Ms Feringa said Louisiana in August was "devastating" in the heat and there was only one house in the area which had a generator.

Half of the families living in the area had been evacuated and those who had remained "piled into this one person's home where this generator could power one room at a time"

"If someone was taking a shower, like sometimes the refrigerator would go off," she said.

Ms Feringa said in terms of food "you were eating whatever leftover crisps you could get".

"Then the river water kept coming up and up, so if you open the back door, suddenly you'd see like snakes or alligators or things that you obviously didn't want to be face to face with."

She said her family was lucky because their house was saved from rising water due to the land gradient but the six houses behind them were "completely flooded".

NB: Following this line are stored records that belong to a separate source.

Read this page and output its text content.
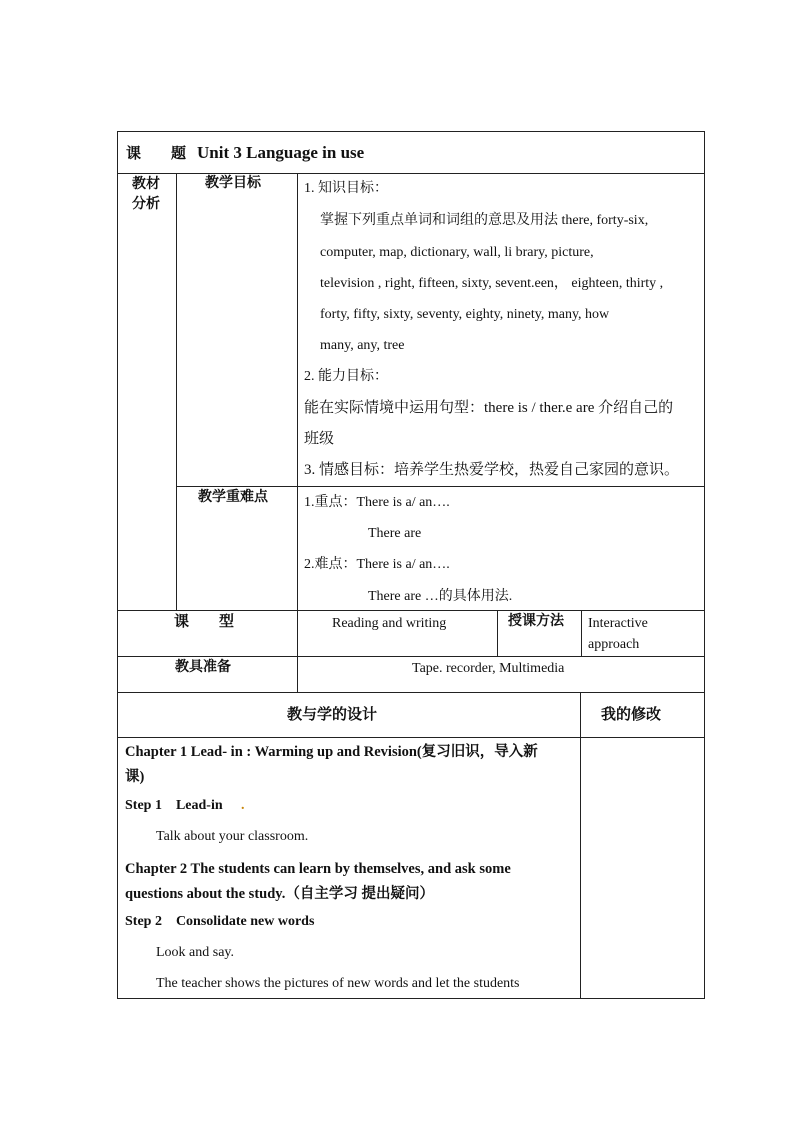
课　　题 Unit 3 Language in use
教材
分析
教学目标	1. 知识目标：
掌握下列重点单词和词组的意思及用法 there, forty-six,
computer, map, dictionary, wall, li brary, picture,
television , right, fifteen, sixty, sevent.een， eighteen, thirty ,
forty, fifty, sixty, seventy, eighty, ninety, many, how
many, any, tree
2. 能力目标：
能在实际情境中运用句型：there is / ther.e are 介绍自己的
班级
3. 情感目标：培养学生热爱学校，热爱自己家园的意识。
教学重难点	1.重点：There is a/ an….
There are
2.难点：There is a/ an….
There are …的具体用法.
课　　型	Reading and writing	授课方法 Interactive
approach
教具准备	Tape. recorder, Multimedia
教与学的设计	我的修改
Chapter 1 Lead- in : Warming up and Revision(复习旧识，导入新
课)
Step 1　Lead-in .
Talk about your classroom.
Chapter 2 The students can learn by themselves, and ask some
questions about the study.（自主学习 提出疑问）
Step 2　Consolidate new words
Look and say.
The teacher shows the pictures of new words and let the students
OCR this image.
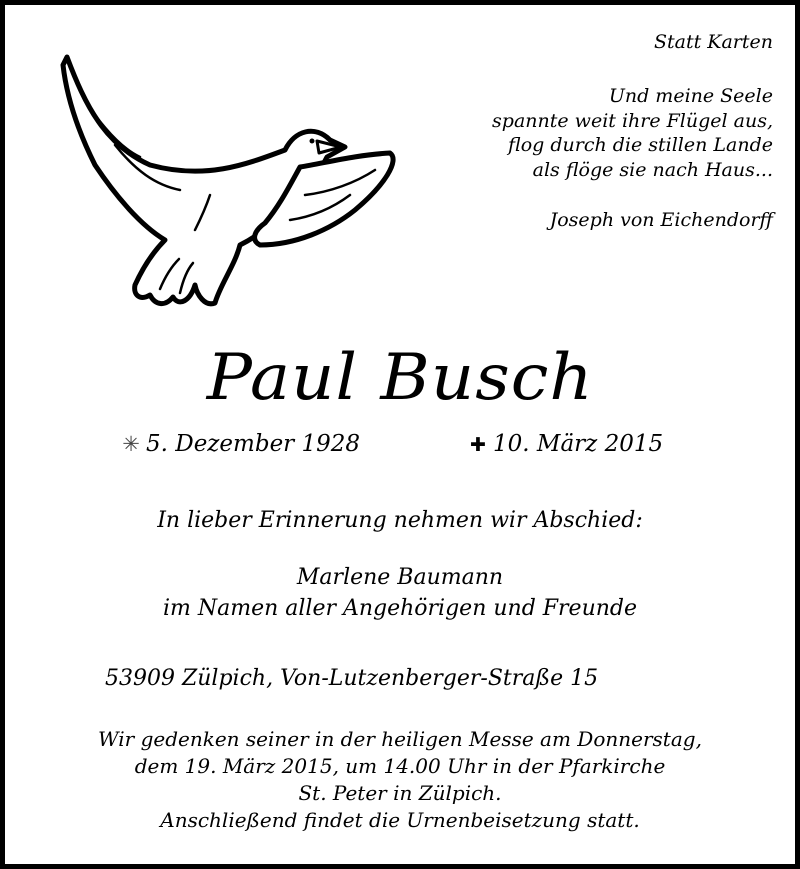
Statt Karten
Und meine Seele
spannte weit ihre Flügel aus,
flog durch die stillen Lande
als flöge sie nach Haus...
Joseph von Eichendorff
Paul Busch
✳ 5. Dezember 1928	✚ 10. März 2015
In lieber Erinnerung nehmen wir Abschied:
Marlene Baumann
im Namen aller Angehörigen und Freunde
53909 Zülpich, Von-Lutzenberger-Straße 15
Wir gedenken seiner in der heiligen Messe am Donnerstag,
dem 19. März 2015, um 14.00 Uhr in der Pfarkirche
St. Peter in Zülpich.
Anschließend findet die Urnenbeisetzung statt.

She and her mum canoed to the houses and "grabbed as many people as we could" and were "shuttling them to this house for safety".

Ms Feringa said many people they rescued wanted to save things but the canoes could not hold it so they "were just having to abandon their lives".

It was a time before social media and there was no phone signal, she said, so the only contact with the outside world was the "harrowing" news on the radio.

Once out, her family travelled to the airport to stay with cousins in California and remained there for about four months.

When they returned, she said you could "see the scars everywhere".

"You'd see the water lines that were just sort of seared into the buildings, like a constant reminder of how high the water was."

Ms Feringa said: "I don't think things really felt the same at least for another year or two, it was just all everyone kept thinking about it."